The yellowing pad suggests the distinctive drink was originally concocted from a mixture containing mandrake root and a large quantity of syrup. It was probably sold as a "digestive" to help make stomach medicine palatable.

Bill Waters, a rare manuscripts collector from Oklahoma, stumbled upon the 19th-century sales ledger underneath a wooden, medicine-bottle crate, while he was rooting through a store in the old Wild West town of Shamrock last year. He bought it for $200 (£130), hoping to clean the book up and sell it for a small profit on eBay. However when Mr Waters began researching its contents , he chanced upon a handwritten recipe for a "D Peppers Pepsin Bitter".

Several sheets contained in its pages had letterheads from "W B Morrison and Co. Old Corner Drug Store", a business that existed in nearby Waco at the end of the 19th century. An internet search revealed that the soft drink Dr Pepper was first served at the same store in 1885."I started saying to myself, 'Wait a minute'... I began feeling like I had discovered a national treasure," said Mr Waters, 59.

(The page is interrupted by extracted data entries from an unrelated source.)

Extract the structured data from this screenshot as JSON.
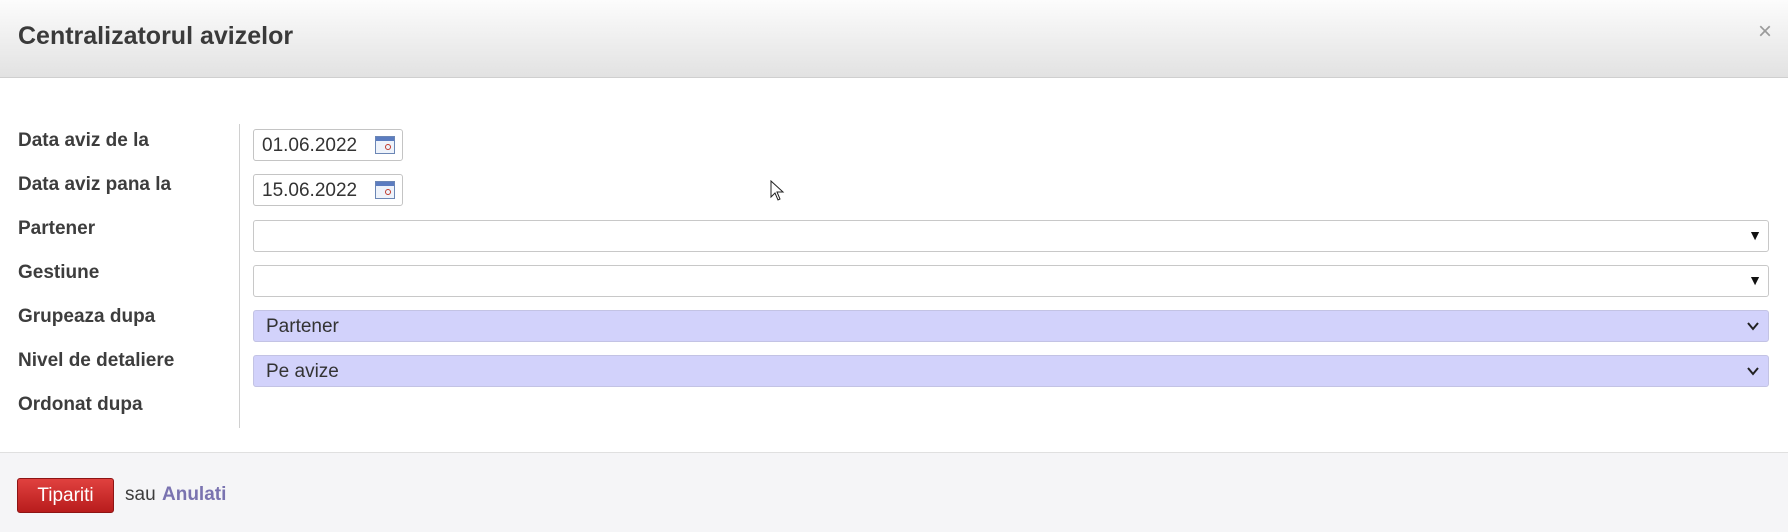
{
  "dialog": {
    "title": "Centralizatorul avizelor",
    "close_label": "×"
  },
  "form": {
    "fields": [
      {
        "label": "Data aviz de la",
        "value": "01.06.2022"
      },
      {
        "label": "Data aviz pana la",
        "value": "15.06.2022"
      },
      {
        "label": "Partener",
        "value": ""
      },
      {
        "label": "Gestiune",
        "value": ""
      },
      {
        "label": "Grupeaza dupa",
        "value": "Partener"
      },
      {
        "label": "Nivel de detaliere",
        "value": "Pe avize"
      },
      {
        "label": "Ordonat dupa",
        "value": ""
      }
    ],
    "dropdown_arrow": "▼"
  },
  "footer": {
    "print_label": "Tipariti",
    "separator": "sau",
    "cancel_label": "Anulati"
  },
  "icons": {
    "calendar": "calendar-icon",
    "dropdown": "dropdown-arrow-icon",
    "chevron": "chevron-down-icon",
    "close": "close-icon",
    "cursor": "mouse-pointer-icon"
  },
  "colors": {
    "print_button": "#c62828",
    "select_bg": "#d2d2fb",
    "cancel_link": "#7a73b0"
  }
}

Next week, the faded piece of American culinary heritage, which measures 8.5in by 15.5in and is roughly 360 pages long, will be sold at the Dallas-based Heritage Auction Galleries. It has been listed with an estimated value of $50,000 to $75,000. Faded letters on its brown cover say that it contains "Castles Formulas". John Castles was a partner at Morrison's for a time and was a drugist at the store as early as 1880, according to Mary Beth Webster at the Dr Pepper Museum and Free Enterprise Institute.

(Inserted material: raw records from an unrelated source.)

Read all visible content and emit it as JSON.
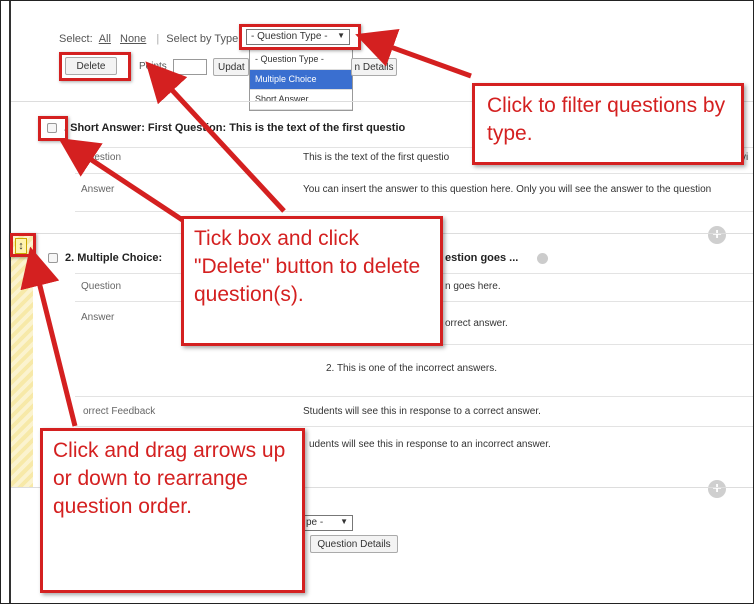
{
  "toolbar": {
    "select_label": "Select:",
    "all_link": "All",
    "none_link": "None",
    "select_by_type_label": "Select by Type",
    "question_type_value": "- Question Type -",
    "delete_button": "Delete",
    "points_label": "Points",
    "update_button": "Updat",
    "details_button": "n Details",
    "dropdown_options": [
      "- Question Type -",
      "Multiple Choice",
      "Short Answer"
    ]
  },
  "questions": [
    {
      "header": ". Short Answer: First Question: This is the text of the first questio",
      "rows": [
        {
          "label": "Question",
          "value": "This is the text of the first questio"
        },
        {
          "label": "Answer",
          "value": "You can insert the answer to this question here. Only you will see the answer to the question"
        }
      ],
      "extra_fragment": "vi"
    },
    {
      "header": "2. Multiple Choice:",
      "header_tail": "estion goes ...",
      "rows": [
        {
          "label": "Question",
          "value": "n goes here."
        },
        {
          "label": "Answer",
          "value": "orrect answer."
        },
        {
          "label": "",
          "value": "2. This is one of the incorrect answers."
        },
        {
          "label": "orrect Feedback",
          "value": "Students will see this in response to a correct answer."
        },
        {
          "label": "",
          "value": "udents will see this in response to an incorrect answer."
        }
      ]
    }
  ],
  "bottom_toolbar": {
    "question_type_value": "pe -",
    "details_button": "Question Details"
  },
  "callouts": {
    "filter": "Click to filter questions by type.",
    "delete": "Tick box and click \"Delete\" button to delete question(s).",
    "drag": "Click and drag arrows up or down to rearrange question order."
  },
  "icons": {
    "drag_handle": "↕",
    "add": "+",
    "dropdown_arrow": "▼"
  },
  "colors": {
    "callout_red": "#d42020",
    "dropdown_selected": "#3a6fd0",
    "drag_stripe": "#f7e9a8"
  }
}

Today, the sweet-but-spicy drink which descended from the recipe Mr Castles noted down is part of the Dr Pepper Snapple Group, and is distributed across several continents. Dr Pepper is made from a top-secret combination of 23 different ingredients and the exact combination is only made known to three senior employees of the firm at any one time.

Though it does not dispute the book's authenticity, they believe that the recipe it contains – which is partly illegible – is for a medicine rather than a soft drink. A spokesman for the firm told the Associated Press that it bore little resemblance to the real Dr Pepper recipe.